Dr. Silvia Pozzi – CERVO Brain Research Centre, Université Laval
Scientific publication:
Pozzi S, Thammisetty SS, Codron P, Rahimian R, Plourde KV, Soucy G, Bareil C, Phaneuf D, Kriz J, Gravel C, Julien JP. Virus-mediated delivery of antibody targeting TAR DNA-binding protein-43 mitigates associated neuropathology. J Clin Invest. 2019 Feb 25;129(4):1581-1595. doi: 10.1172/JCI123931. eCollection 2019 Feb 25. (Open access)
https://www.ncbi.nlm.nih.gov/pmc/articles/PMC6436898/
Funding:
This work was funded by the Canadian Institutes of Health Research and the Packard Center for ALS Research at Johns Hopkins university.
Dr. Silvia Pozzi lives and works in Quebec City.
Development of a new therapeutic approach to treat ALS (Lou Gehrig’s disease)
Amyotrophic lateral sclerosis (ALS) is a fatal neurodegenerative disease characterized by the loss of motor neurons. The disease gradually causes paralysis – over time as the motor neurons die, patients lose the ability to walk, talk, eat, swallow and, eventually, breathe. For 80 per cent of patients, death occurs within 2 to 5 years of diagnosis. There is no cure for ALS, and few treatment options.
In more than 90 per cent of ALS cases, a phenomenon called TDP-43 proteinopathy occurs. This is characterized by an accumulation of a protein called TDP-43 in cells, leading to an inflammatory and toxic reaction causing neuron injury.
An important publication by the post-doctoral researcher Dr. Silvia Pozzi, working in Dr. Jean-Pierre Julien’s laboratory at the CERVO Brain Research Centre, showed that TDP-43 proteinopathy can be prevented using a custom designed antibody. More importantly, the group showed that the antibody could reduce TDP-43 pathology and improve motor and cognitive deficits in mouse models of ALS disease.
To obtain these results, the team of researchers generated new antibodies specifically directed against a region of TDP-43 implicated both in protein aggregation and in the activation of inflammatory and toxic reactions.
Two and four months after treatment with the antibody in mouse brains, the animals performed significantly better at the novel object recognition test for memory tasks and showed less anxiety than those treated with a control antibody or with saline. Moreover, mice treated with the antibody at the spinal cord level showed improved muscle strength.
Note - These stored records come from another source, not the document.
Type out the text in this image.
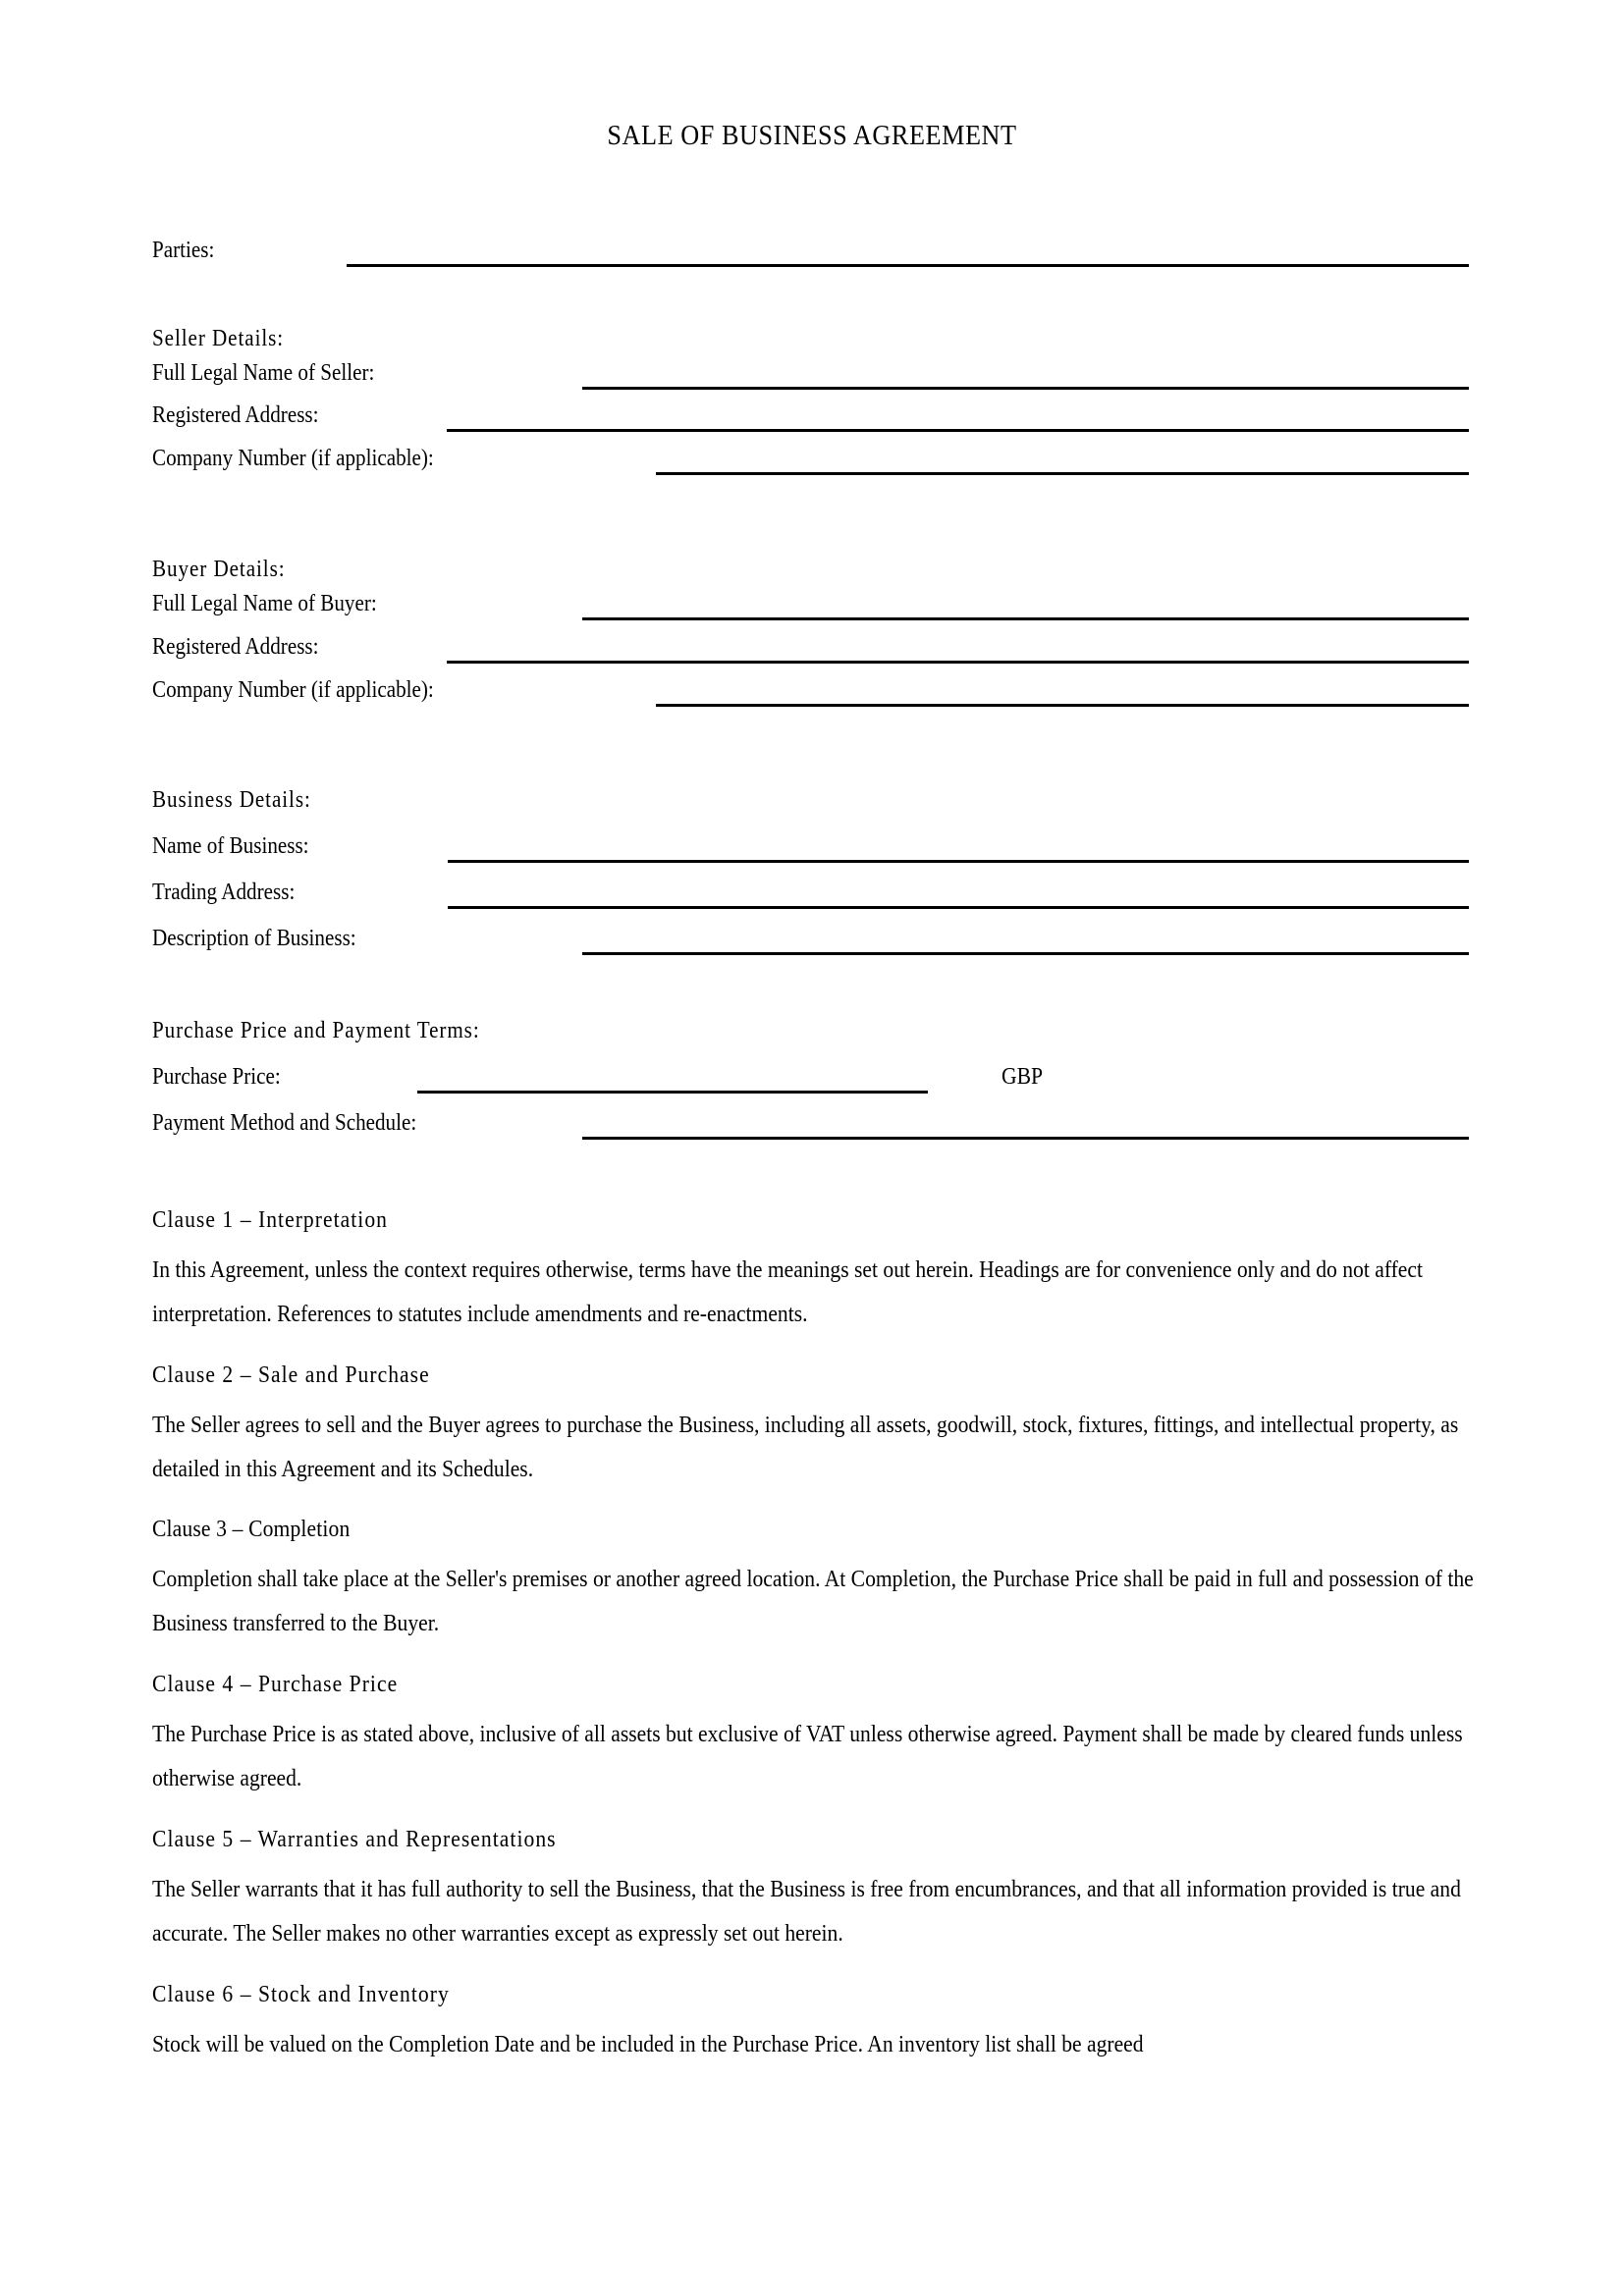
SALE OF BUSINESS AGREEMENT
Parties:
Seller Details:
Full Legal Name of Seller:
Registered Address:
Company Number (if applicable):
Buyer Details:
Full Legal Name of Buyer:
Registered Address:
Company Number (if applicable):
Business Details:
Name of Business:
Trading Address:
Description of Business:
Purchase Price and Payment Terms:
Purchase Price:	GBP
Payment Method and Schedule:

Clause 1 – Interpretation

In this Agreement, unless the context requires otherwise, terms have the meanings set out herein. Headings are for convenience only and do not affect interpretation. References to statutes include amendments and re-enactments.

Clause 2 – Sale and Purchase

The Seller agrees to sell and the Buyer agrees to purchase the Business, including all assets, goodwill, stock, fixtures, fittings, and intellectual property, as detailed in this Agreement and its Schedules.

Clause 3 – Completion

Completion shall take place at the Seller's premises or another agreed location. At Completion, the Purchase Price shall be paid in full and possession of the Business transferred to the Buyer.

Clause 4 – Purchase Price

The Purchase Price is as stated above, inclusive of all assets but exclusive of VAT unless otherwise agreed. Payment shall be made by cleared funds unless otherwise agreed.

Clause 5 – Warranties and Representations

The Seller warrants that it has full authority to sell the Business, that the Business is free from encumbrances, and that all information provided is true and accurate. The Seller makes no other warranties except as expressly set out herein.

Clause 6 – Stock and Inventory

Stock will be valued on the Completion Date and be included in the Purchase Price. An inventory list shall be agreed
The type of antibodies developed and used in this study, called single-chain antibodies, are a new tool in nanomedicine. This study demonstrates for the first time that a single-chain antibody against a specific portion of TDP-43 is an efficient therapeutic approach to target TDP-43 proteinopathy and ameliorate cognitive and motor deficits in transgenic mouse models of ALS.
This study offers new hope for ALS patients, by showing immunotherapy against TDP-43 to be a promising new treatment avenue.
TDP-43 proteinopathy is also observed in 50 per cent of cases of Frontotemporal dementia and in other neurodegenerative disorders such as Alzheimer’s, Parkinson’s and Huntington’s disease, suggesting that this discovery could also have an important impact in these pathologies.
Dr. Silvia Pozzi
This work was done by Dr. Silvia Pozzi while she was a post-doctoral fellow in the laboratory of Dr. Jean-Pierre Julien at the CERVO Brain Research Institute, affiliated to Université Laval in Quebec City. During her post-doctoral period, Dr. Pozzi combined her theoretical and technical background on ALS, obtained during her PhD, to new approaches and techniques in order to tackle the scientific problem and find the best experimental strategy to prove her hypotheses, dig into the mechanisms of action of the approach and publish in a high ranking journal.
Dr. Pozzi now aims to shape her career in Canadian academic institutions pursuing her interests in therapeutic approaches for neurodegenerative conditions.